Like the hint of wind in the black and white frontspace of The Wizard of Oz. Or the first drips of water in The Last Wave. Or, actually, any time the wind appears in a Peter Weir film. See also, David Lean.
It’s the scene where the wind whips the shore, bends a field of wheat, or makes the hero chase after an important scrap of paper. The paper chased could be a photo of a child, the digits of a to-be relationship or the receipt from an encounter with a spouse that they wished they could take back. And this sub-story drives a key sub-plot. The one that preys on our wish for happy relationships.
This morning, at the farmers’ market, no vendor had a tent. Normally all normally do to protect from the midday sun or to provide respite from a shower. But not this morning. This morning the gusts of wind were like a Sherman tank mowing down anything, and everything, in its path. The covers were no cover against the nature force. The tents were folded next to the tables.
Tables, where the merchants were hovering over their wares with their entire bodies until the winds subsided. Tables where goods that were not sold by the heavy pound were placed on the ground to keep them from becoming projectiles. Tables where dollar bills fought to leave the fingers of either buyer or seller but not from the buyer to the seller. No. These monies were looking to ride the next gust to the next world. Wherever that would be.
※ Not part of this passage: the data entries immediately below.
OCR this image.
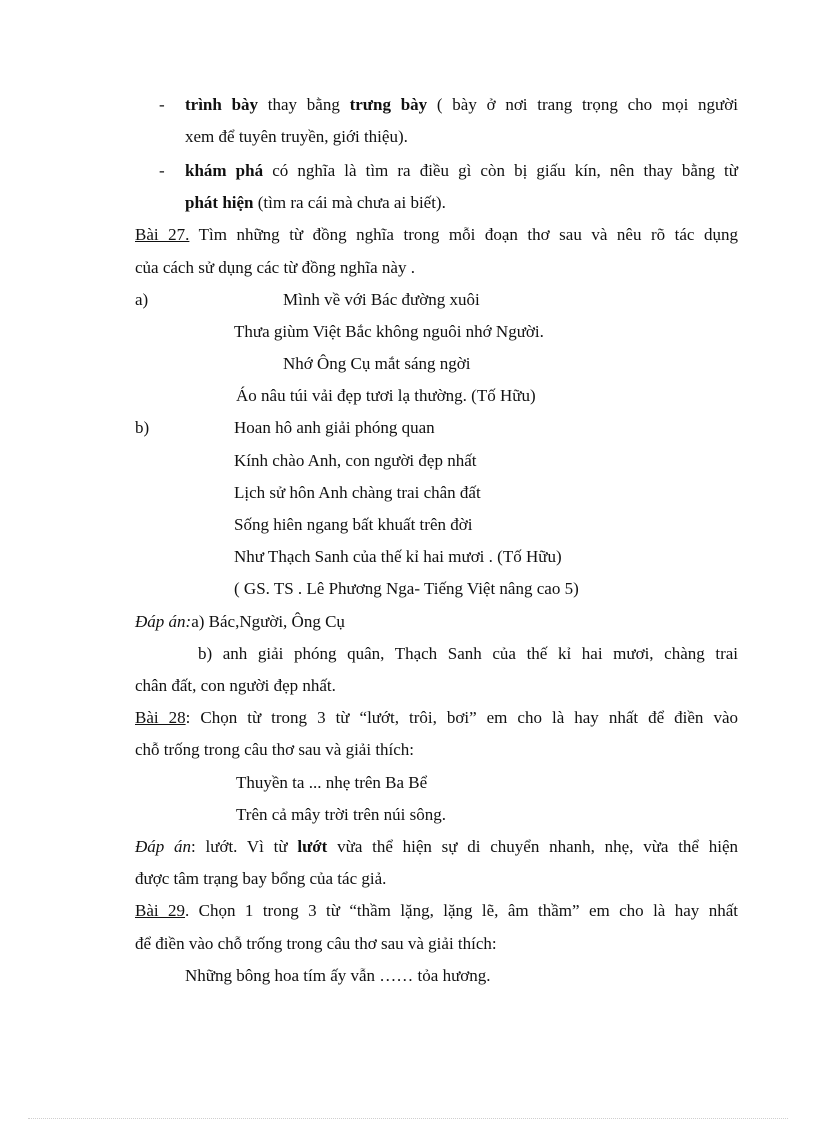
- trình bày thay bằng trưng bày ( bày ở nơi trang trọng cho mọi người
xem để tuyên truyền, giới thiệu).
- khám phá có nghĩa là tìm ra điều gì còn bị giấu kín, nên thay bằng từ
phát hiện (tìm ra cái mà chưa ai biết).
Bài 27. Tìm những từ đồng nghĩa trong mỗi đoạn thơ sau và nêu rõ tác dụng
của cách sử dụng các từ đồng nghĩa này .
a)	Mình về với Bác đường xuôi
Thưa giùm Việt Bắc không nguôi nhớ Người.
Nhớ Ông Cụ mắt sáng ngời
Áo nâu túi vải đẹp tươi lạ thường. (Tố Hữu)
b)	Hoan hô anh giải phóng quan
Kính chào Anh, con người đẹp nhất
Lịch sử hôn Anh chàng trai chân đất
Sống hiên ngang bất khuất trên đời
Như Thạch Sanh của thế kỉ hai mươi . (Tố Hữu)
( GS. TS . Lê Phương Nga- Tiếng Việt nâng cao 5)
Đáp án:a) Bác,Người, Ông Cụ
b) anh giải phóng quân, Thạch Sanh của thế kỉ hai mươi, chàng trai
chân đất, con người đẹp nhất.
Bài 28: Chọn từ trong 3 từ “lướt, trôi, bơi” em cho là hay nhất để điền vào
chỗ trống trong câu thơ sau và giải thích:
Thuyền ta ... nhẹ trên Ba Bể
Trên cả mây trời trên núi sông.
Đáp án: lướt. Vì từ lướt vừa thể hiện sự di chuyển nhanh, nhẹ, vừa thể hiện
được tâm trạng bay bổng của tác giả.
Bài 29. Chọn 1 trong 3 từ “thầm lặng, lặng lẽ, âm thầm” em cho là hay nhất
để điền vào chỗ trống trong câu thơ sau và giải thích:
Những bông hoa tím ấy vẫn …… tỏa hương.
The musicians playing in the plaza for tips were sad that their open instrument cases were venues for dollar bills to launch from versus the coffer for their patrons’ contributions. Little kids swaying to the music was nice, but it took someone willing to pay to show their value. They scrambled to find a container that wasn’t missile plastic, but were mostly were resigned to a sadly camouflaged urn that most people would not see as an invitation to financially thank the performers. But if anyone appreciated them enough to seek out the tip jar, the urn would keep and cash in line.
The winds were not consistent. They were sneaky. They would sometimes swirl around–causing strollers to roll and hair to obliterate the view. They would sometimes whisper, tickling edges of paper and lulling people at then end of a hot summer to believe that there is a balance in the weather. And then it would hit the accelerator and lean on the horn to let everyone know that this is no mere breeze.
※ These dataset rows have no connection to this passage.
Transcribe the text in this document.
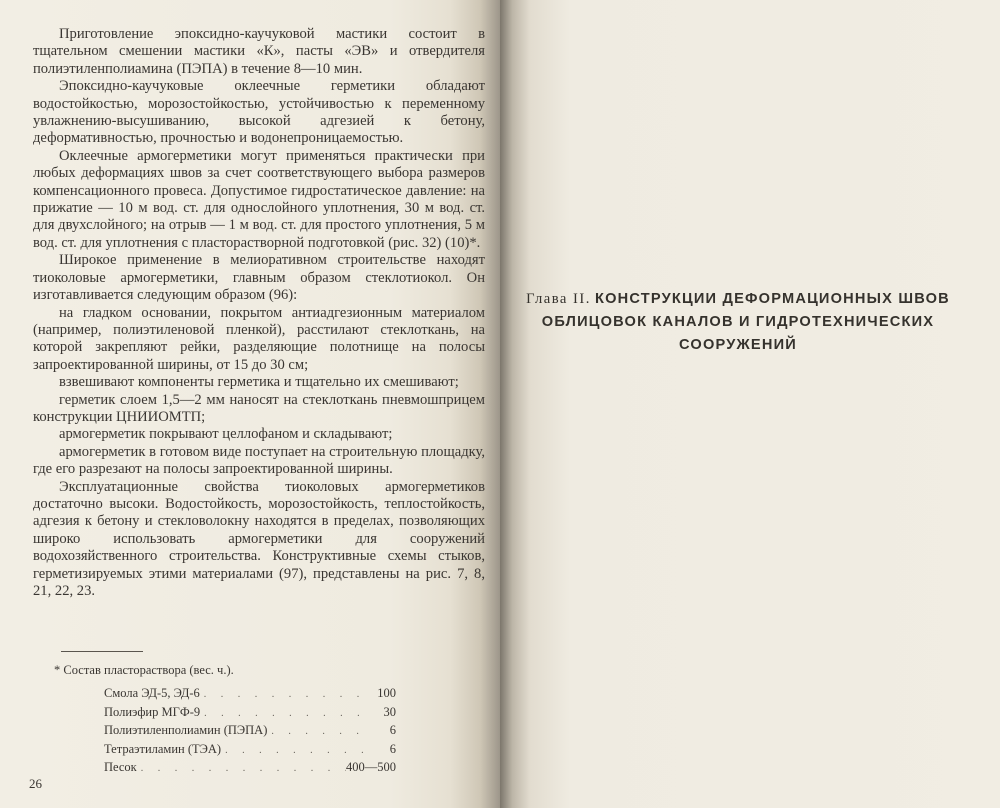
Приготовление эпоксидно-каучуковой мастики состоит в тщательном смешении мастики «К», пасты «ЭВ» и отвердителя полиэтиленполиамина (ПЭПА) в течение 8—10 мин.

Эпоксидно-каучуковые оклеечные герметики обладают водостойкостью, морозостойкостью, устойчивостью к переменному увлажнению-высушиванию, высокой адгезией к бетону, деформативностью, прочностью и водонепроницаемостью.

Оклеечные армогерметики могут применяться практически при любых деформациях швов за счет соответствующего выбора размеров компенсационного провеса. Допустимое гидростатическое давление: на прижатие — 10 м вод. ст. для однослойного уплотнения, 30 м вод. ст. для двухслойного; на отрыв — 1 м вод. ст. для простого уплотнения, 5 м вод. ст. для уплотнения с пласторастворной подготовкой (рис. 32) (10)*.

Широкое применение в мелиоративном строительстве находят тиоколовые армогерметики, главным образом стеклотиокол. Он изготавливается следующим образом (96):

на гладком основании, покрытом антиадгезионным материалом (например, полиэтиленовой пленкой), расстилают стеклоткань, на которой закрепляют рейки, разделяющие полотнище на полосы запроектированной ширины, от 15 до 30 см;

взвешивают компоненты герметика и тщательно их смешивают;

герметик слоем 1,5—2 мм наносят на стеклоткань пневмошприцем конструкции ЦНИИОМТП;

армогерметик покрывают целлофаном и складывают;

армогерметик в готовом виде поступает на строительную площадку, где его разрезают на полосы запроектированной ширины.

Эксплуатационные свойства тиоколовых армогерметиков достаточно высоки. Водостойкость, морозостойкость, теплостойкость, адгезия к бетону и стекловолокну находятся в пределах, позволяющих широко использовать армогерметики для сооружений водохозяйственного строительства. Конструктивные схемы стыков, герметизируемых этими материалами (97), представлены на рис. 7, 8, 21, 22, 23.

* Состав пласторастворa (вес. ч.).
Смола ЭД-5, ЭД-6 . . .	100
Полиэфир МГФ-9 . . .	30
Полиэтиленполиамин (ПЭПА) . . .	6
Тетраэтиламин (ТЭА) . . .	6
Песок . . .	400—500
26
Глава II. КОНСТРУКЦИИ ДЕФОРМАЦИОННЫХ ШВОВ
ОБЛИЦОВОК КАНАЛОВ И ГИДРОТЕХНИЧЕСКИХ
СООРУЖЕНИЙ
Because it’s not. It’s the front end, and will be the back end, of the remnants of a hurricane.
It’s the winds of change. The winds of winter. The winds of war. The warm winds of El Niño, and the butterfly wings that precursor a Camille, an Andrew, a Galveston and a Katrina.
And in the eye of that storm, people picked up tomatoes, drank coffee and ate pie. None of them knowing what would happen next.